In my experience, design-by-contract is worth doing, even without language support. For methods that aren't designed to be overridden, assertions and docstrings are sufficient for both pre- and post-conditions. For methods that are designed to be overridden, we split the method in two: a public method which checks the pre- and post-conditions, and a protected method which provides the implementation, and may be overridden by subclasses. Here an example of the latter:
class Math:
def square_root(self, number)
"""
Calculate the square-root of C{number}
@precondition: C{number >= 0}
@postcondition: C{abs(result * result - number) < 0.01}
"""
assert number >= 0
result = self._square_root(number)
assert abs(result * result - number) < 0.01
return result
def _square_root(self, number):
"""
Abstract method for implementing L{square_root()}
"""
raise NotImplementedError()
I got the square root as a general example of design-by-contract from an episode on design-by-contract on software-engineering radio. They also mentioned the need for language support, claiming that assertions don't help enforce the Liskov substitution principle, though my example above aims to demonstrate otherwise. I should also mention the C++ pimpl (private implementation) idiom as a source of inspiration, though that has an entirely different purpose.

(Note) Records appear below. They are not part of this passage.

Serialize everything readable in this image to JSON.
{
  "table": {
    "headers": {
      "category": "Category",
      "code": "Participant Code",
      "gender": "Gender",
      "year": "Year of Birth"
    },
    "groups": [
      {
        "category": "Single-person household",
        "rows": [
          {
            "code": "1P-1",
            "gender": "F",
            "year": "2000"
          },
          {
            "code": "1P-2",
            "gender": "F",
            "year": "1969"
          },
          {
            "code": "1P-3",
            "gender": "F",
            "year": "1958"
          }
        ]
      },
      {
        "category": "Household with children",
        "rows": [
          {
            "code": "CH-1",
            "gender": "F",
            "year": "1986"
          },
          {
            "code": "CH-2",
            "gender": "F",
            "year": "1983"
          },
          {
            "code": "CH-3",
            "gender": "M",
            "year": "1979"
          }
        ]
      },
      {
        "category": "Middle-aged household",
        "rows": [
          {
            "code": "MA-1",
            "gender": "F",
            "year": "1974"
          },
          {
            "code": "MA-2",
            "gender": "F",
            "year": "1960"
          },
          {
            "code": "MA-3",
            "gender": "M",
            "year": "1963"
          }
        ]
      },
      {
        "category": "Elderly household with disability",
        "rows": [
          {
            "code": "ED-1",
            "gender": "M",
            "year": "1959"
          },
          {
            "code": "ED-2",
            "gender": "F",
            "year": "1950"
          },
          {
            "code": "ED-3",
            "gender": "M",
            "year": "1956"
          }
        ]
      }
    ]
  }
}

In my work, I recently refactored this kind of contract-checking into a larger class hierarchy (the contract was already documented, but not systematically tested). Existing unit-tests revealed that the contracts were violated multiple times. I can only conclude this should have been done a long time ago, and that unit-test coverage pays off even more once design-by-contract is applied. I expect anyone who tries out this combination of techniques to make the same observations.
Better tool-support may offer us even more power in the future; I would welcome that.